In my automated performance piece, I’ve chosen to focus on the human voice, one of the first targets in the war on personal creativity. We all own our own voices, but text to speech tools are becoming more sophisticated all the time. I went looking for ‘Jouliette’, my protagonist, and found her on a subscription platform alongside several other characters. Their voices were free to use, but the text needed considerable alteration to make them remotely expressive.

I also sourced copyright free images, music loops, and video from a variety of sources, and an early-career musician put together some original music. About a half of the visual content was generated by myself using only my iphone. Similarly, the iMovie and Garageband software on my mac-mini did most of the heavy lifting. All of this cost me only my time because I already possessed the hardware I needed to live my life.
‘Why Do Humans Sing to the Stars’ is essentially a demo. I would much rather see it developed as a theatre project with actors playing machines, rather than machines in place of real people. It is also important for me to get the idea out there quickly, before the creative landscape becomes awash with hand-wringing narratives about artificial intelligence.
I happily admit that it’s a provocative piece, but I hope will stir the synapses. I certainly want to mix things up because I think the creative response to a.i. has been a bit fatalistic. A good actor can take the human voice and fill it with depth and emotion, but a.i. is fast accumulating each and every voice that ever uttered a spoken word. It already sounds authentic enough to the passing ear, especially in voiceovers, links, adverts and, dare I say it, fringe events. Worse still, it is appropriating performances and a myriad other intellectual properties in their entirety.

At the moment, the creative professions are concentrating on securing blanket royalties and residuals from big media. Quite how is another matter. Disney has already moved to convert real extras into virtual-actors with all the ruthlessness of the Cybermen. There is some acknowledgement that a.i could be useful in the more prosaic areas of the performing arts such as marketing and audience development, but it’s a Trojan Horse in the making. Once inside, a.i. will infect every part of theatrical culture and heritage.
It doesn’t matter if my piece has any artistic merit or not, the point is that it was done on a ‘no budget’ basis. If I can do that with limited resources then think what multinational media companies can do. Closer to home, the “trusted” BBC has been busily developing its own replacement career-killers, including an a.i. voice that is alarmingly natural and, importantly, has an authentic regional accent.
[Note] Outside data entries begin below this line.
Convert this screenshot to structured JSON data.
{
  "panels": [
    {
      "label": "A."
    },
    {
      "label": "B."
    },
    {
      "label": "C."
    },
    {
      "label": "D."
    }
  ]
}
My feeling is that professional membership organisations such as PRS, the MU, the NUJ, and Equity ought to be demanding deep consultation from government on the use of a.i. by big media. There needs to be a measurable distance between recycled art and truly original creative processes. At the very least, there should be transparency wherever a.i has been used extensively in creative projects. Personally, I would start with the BBC, which makes news about its a.i. programme publicly available on one of its least conspicuous web pages.
I think this sort of action would force the issue for funding of the arts at every level because the aim must be to ring-fence human creativity from the insidious advance of machine learning. The latter is driven by big money, but the arts, impoverished by comparison, simply need levelling-up money.
Joined up campaigning won’t be expensive compared to private sector investment in a.i., and it will be worth every penny to protect the integrity of human expression. In this, I would include sound engineers, lighting technicians, copywriters, freelancers, and other public-facing roles. The whole conversation needs to move away from replacing redundant humans and focus on command and control of the machines, otherwise the machines will be the ones in charge.